As reclamações geralmente têm um mesmo sentido, quando a pessoa diz que nada dá certo para ela, como se encarnasse a figura de um azarado ou sofredor de toda sorte de contrariedades. “É capaz de reclamar da chuva, do sol ou qualquer coisa do clima...”, frisa. Um exemplo clássico disso é o Grinch, uma criatura verde que detesta o Natal e fica muito mal-humorado nessa época do ano.

O problema vira uma doença quando passa a afetar a qualidade de vida da pessoa e de quem está ao seu redor. “No consultório, a gente avalia a frequência das reclamações, o impacto na qualidade de vida, podendo chegar a um quadro de fundo psicológico, em que a pessoa está depressiva e ansiosa e começa a reclamar disso”.

Reclamar não é algo necessariamente ruim

Erika deixa claro que o ato de reclamar não é proibido. “Quem fica indiferente não age, né?”, frisa. Na animação “Divertida Mente”, são mostrados cinco personagens que representam as emoções humanas – Alegria, Tristeza, Nojinho, Medo e Raiva. Cada uma delas tem um papel determinante nas experiências de vida de uma garota. Assim, a raiva não é necessariamente ruim, sendo vital para o nosso equilíbrio.

“Vão ocorrer situações em que precisaremos, sim, reclamar, seja em casa ou no trabalho. Se tem algo que não gostei, vou tomar uma ação, levando o outro a se posicionar diante de uma reclamação minha. Mas viver a vida toda reclamando é exaustivo. Não flui. Parece que a vida não anda”, pondera. E o resultado dessa insistência pode gerar graves transtornos psíquicos.

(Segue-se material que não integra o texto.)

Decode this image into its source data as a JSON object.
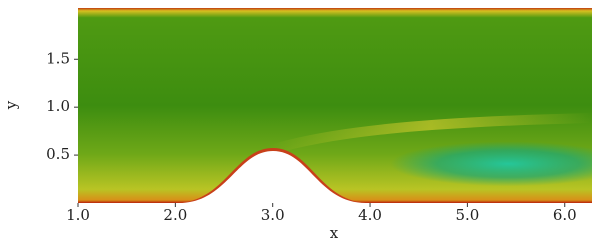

“A negatividade pode aumentar o estresse. Ao informar constantemente que seu corpo não está bem, que está tudo negativo, seu cérebro vai processar isso, o cortisol aumentará e a pessoa ficará estressada”, destaca, No âmbito familiar, as relações vão se deteriorar, chegando ao extremo de quem está ao redor evitar a todo custo um contato mais próximo ou alongado.

“As pessoas passam a viver naquela distância de segurança. Para elas, eu recomendo estabelecer limites saudáveis e, durante as conversas, tentar levar algo mais positivo. Se houver reclamação, tentar mudar de assunto de uma forma sutil e colocar um contraponto que pode ser mais positivo. E, dependendo do tipo de relação que tem, dizer que está incomodado. E se estiver aberta para mudanças, indicar soluções”, sugere.

A psicóloga também recomenda cuidados no uso das redes sociais, que podem estimular muito a visão de uma vida sem prazeres. “Se você já tem uma visão mais negativa, elas podem potencializar. As redes sociais são aquela terra sem lei, em que todo mundo posta o que quer. Entra numa questão de comparação, que é muito grande no meio virtual, passando a desacreditar de tudo”.

Para deixar de ser reclamona, diz Erika, a pessoa precisa, primeiramente, reconhecer que possui padrões de pensamentos mais negativos. “Na terapia, ela consegue começar a mudar o olhar dela de alguma forma. Entre as atividades que incentivamos está exercitar o hábito da gratidão e ter mais consciência da situação de que está reclamando. São perguntas que as pessoas podem fazer e ver o outro lado da moeda”.